Ce rapport rejoint celui de Pavan Sukhdev et montre que l’attribution d’une valeur économique à la biodiversité et aux écosystèmes peut jouer un rôle majeur. En effet, l’évaluation rigoureuse et la connaissance de la valeur économique des différents services rendus par les écosystèmes sont devenues des conditions nécessaires à la mise en œuvre de politiques efficaces de prévention et de protection de ces sites et à la détermination des moyens financiers qui doivent y être alloués.

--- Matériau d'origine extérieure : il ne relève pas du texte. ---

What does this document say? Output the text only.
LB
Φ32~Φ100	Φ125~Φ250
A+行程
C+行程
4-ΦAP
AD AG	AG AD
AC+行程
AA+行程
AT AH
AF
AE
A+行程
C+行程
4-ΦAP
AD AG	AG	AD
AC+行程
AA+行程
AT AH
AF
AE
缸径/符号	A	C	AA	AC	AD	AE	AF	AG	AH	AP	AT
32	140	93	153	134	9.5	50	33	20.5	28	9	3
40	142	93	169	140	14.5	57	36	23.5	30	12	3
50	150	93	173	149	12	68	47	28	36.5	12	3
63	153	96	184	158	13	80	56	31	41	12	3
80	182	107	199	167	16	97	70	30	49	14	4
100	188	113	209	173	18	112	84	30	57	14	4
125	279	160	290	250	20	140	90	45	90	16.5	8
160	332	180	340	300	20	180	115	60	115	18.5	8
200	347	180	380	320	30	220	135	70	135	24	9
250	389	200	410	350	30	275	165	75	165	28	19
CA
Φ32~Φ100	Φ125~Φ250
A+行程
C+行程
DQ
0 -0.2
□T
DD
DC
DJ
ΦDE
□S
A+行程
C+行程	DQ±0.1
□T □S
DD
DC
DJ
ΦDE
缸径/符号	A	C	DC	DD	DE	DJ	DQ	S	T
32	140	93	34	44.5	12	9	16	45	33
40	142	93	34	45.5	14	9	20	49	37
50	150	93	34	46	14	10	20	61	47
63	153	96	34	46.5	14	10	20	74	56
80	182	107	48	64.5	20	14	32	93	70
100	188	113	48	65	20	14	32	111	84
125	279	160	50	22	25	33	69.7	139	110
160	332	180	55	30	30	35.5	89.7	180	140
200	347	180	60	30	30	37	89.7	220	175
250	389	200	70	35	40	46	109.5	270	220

Ces différentes études convergent pour montrer que l’évaluation de la valeur des biens et services rendus par la nature et l’intégration de cette valeur dans les processus de décisions économiques, tant publiques que privées, sont devenues des enjeux politiques majeurs tant au niveau des états qu’au niveau planétaire.

C’est en évaluant à sa juste valeur son irremplaçable capital naturel que l’homme parviendra à mieux le préserver en l’utilisant de manière raisonnable et équitable, pour le plus grand profit de tous. Souhaitons qu’en utilisant pleinement le cadre de l’accord de Nagoya, la communauté internationale va enfin se donner les moyens de relever ce défi qui conditionne la survie de l’humanité.